There's no mistaking how, in less than a year, Citizens United has radically tilted the political playing field. Along with several other major court rulings, it ushered in American Crossroads, American Action Network, and many similar groups that now can reel in unlimited donations with pathetically few requirements to disclose their funders.
What the present Supreme Court, itself the fruit of successive tax-cutting and deregulating administrations, has ensured is this: that in an American “democracy,” only the public will remain in the dark. Even for dedicated reporters, tracking down these groups is like chasing shadows: official addresses lead to P.O. boxes; phone calls go unreturned; doors are shut in your face.

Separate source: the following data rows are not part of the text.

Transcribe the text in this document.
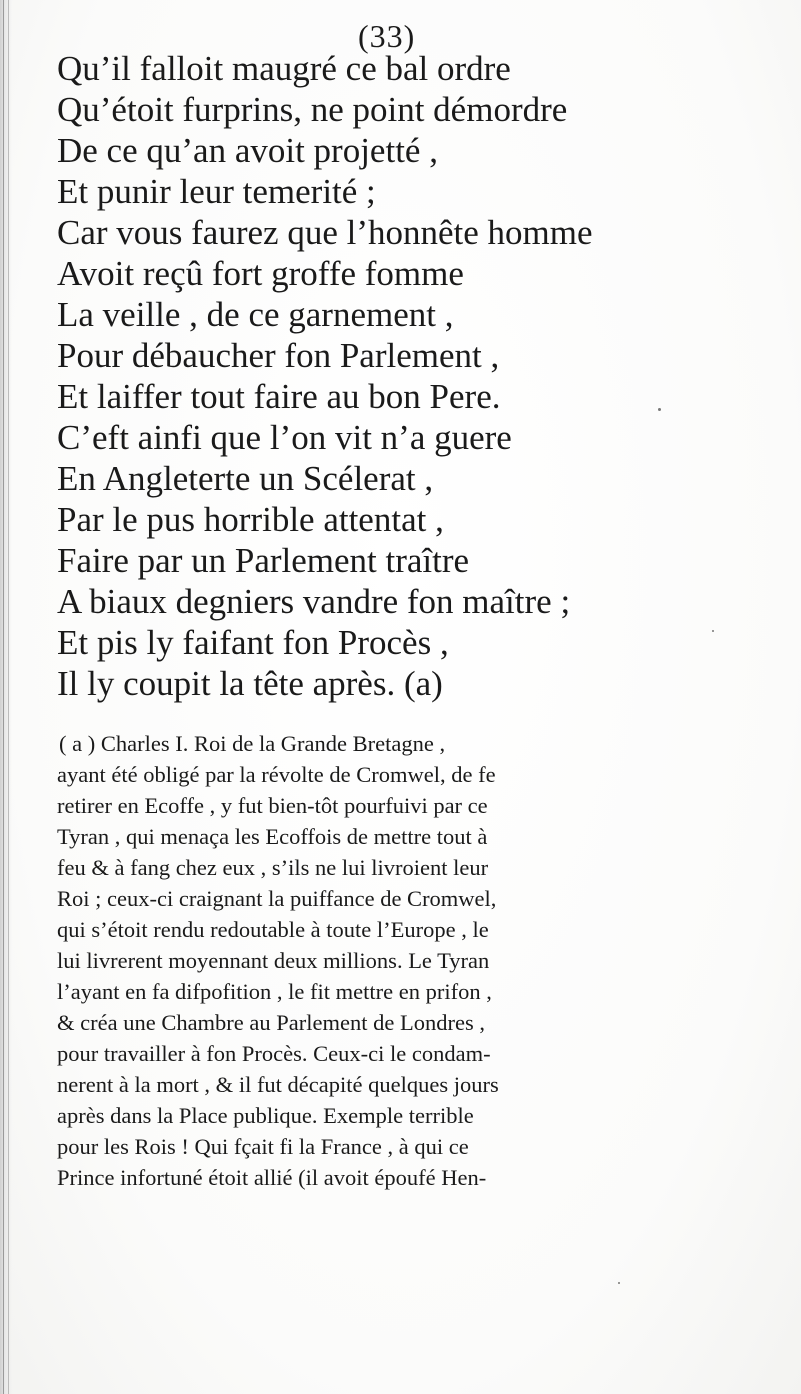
(33)
Qu’il falloit maugré ce bal ordre
Qu’étoit furprins, ne point démordre
De ce qu’an avoit projetté ,
Et punir leur temerité ;
Car vous faurez que l’honnête homme
Avoit reçû fort groffe fomme
La veille , de ce garnement ,
Pour débaucher fon Parlement ,
Et laiffer tout faire au bon Pere.
C’eft ainfi que l’on vit n’a guere
En Angleterte un Scélerat ,
Par le pus horrible attentat ,
Faire par un Parlement traître
A biaux degniers vandre fon maître ;
Et pis ly faifant fon Procès ,
Il ly coupit la tête après. (a)
( a ) Charles I. Roi de la Grande Bretagne ,
ayant été obligé par la révolte de Cromwel, de fe
retirer en Ecoffe , y fut bien-tôt pourfuivi par ce
Tyran , qui menaça les Ecoffois de mettre tout à
feu & à fang chez eux , s’ils ne lui livroient leur
Roi ; ceux-ci craignant la puiffance de Cromwel,
qui s’étoit rendu redoutable à toute l’Europe , le
lui livrerent moyennant deux millions. Le Tyran
l’ayant en fa difpofition , le fit mettre en prifon ,
& créa une Chambre au Parlement de Londres ,
pour travailler à fon Procès. Ceux-ci le condam-
nerent à la mort , & il fut décapité quelques jours
après dans la Place publique. Exemple terrible
pour les Rois ! Qui fçait fi la France , à qui ce
Prince infortuné étoit allié (il avoit époufé Hen-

The limited glimpse we have of the people bankrolling these shadowy outfits is a who's-who of the New Oligarchy: the billionaire Koch Brothers ($21.5 billion); financier George Soros ($11 billion); hedge-fund CEO Paul Singer (his fund, Elliott Management, is worth $17 billion); investor Harold Simmons (net worth: $4.5 billion); New York venture capitalist Kenneth Langone ($1.1 billion); and real estate tycoon Bob Perry ($600 million).
Then there's the roster of corporations who have used their largesse to influence American politics. Health insurance companies, including UnitedHealth Group and Cigna, gave a whopping $86.2 million to the U.S. Chamber to kill the public option, funneling the money through the industry trade group America's Health Insurance Plans. And corporate titans like Goldman Sachs, Prudential Financial, and Dow Chemical have given millions more to the Chamber to lobby against new financial and chemical regulations.
As a result, the central story of the 2010 midterm elections isn’t Republican victory or Democratic defeat or Tea Party anger; it’s this blitzkrieg of outside spending, most of which came from right-leaning groups like Rove's American Crossroads and the U.S. Chamber of Commerce. It's a grim illustration of what happens when so much money ends up in the hands of so few. And with campaign finance reforms soundly defeated for years to come, the spending wars will only get worse.
Indeed, pundits predict that spending in the 2012 elections will smash all records. Think of it this way: in 2008, total election spending reached $5.3 billion, while the $1.8 billion spent on the presidential race alone more than doubled 2004's total. How high could we go in 2012? $7 billion? $10 billion? It looks like the sky’s the limit.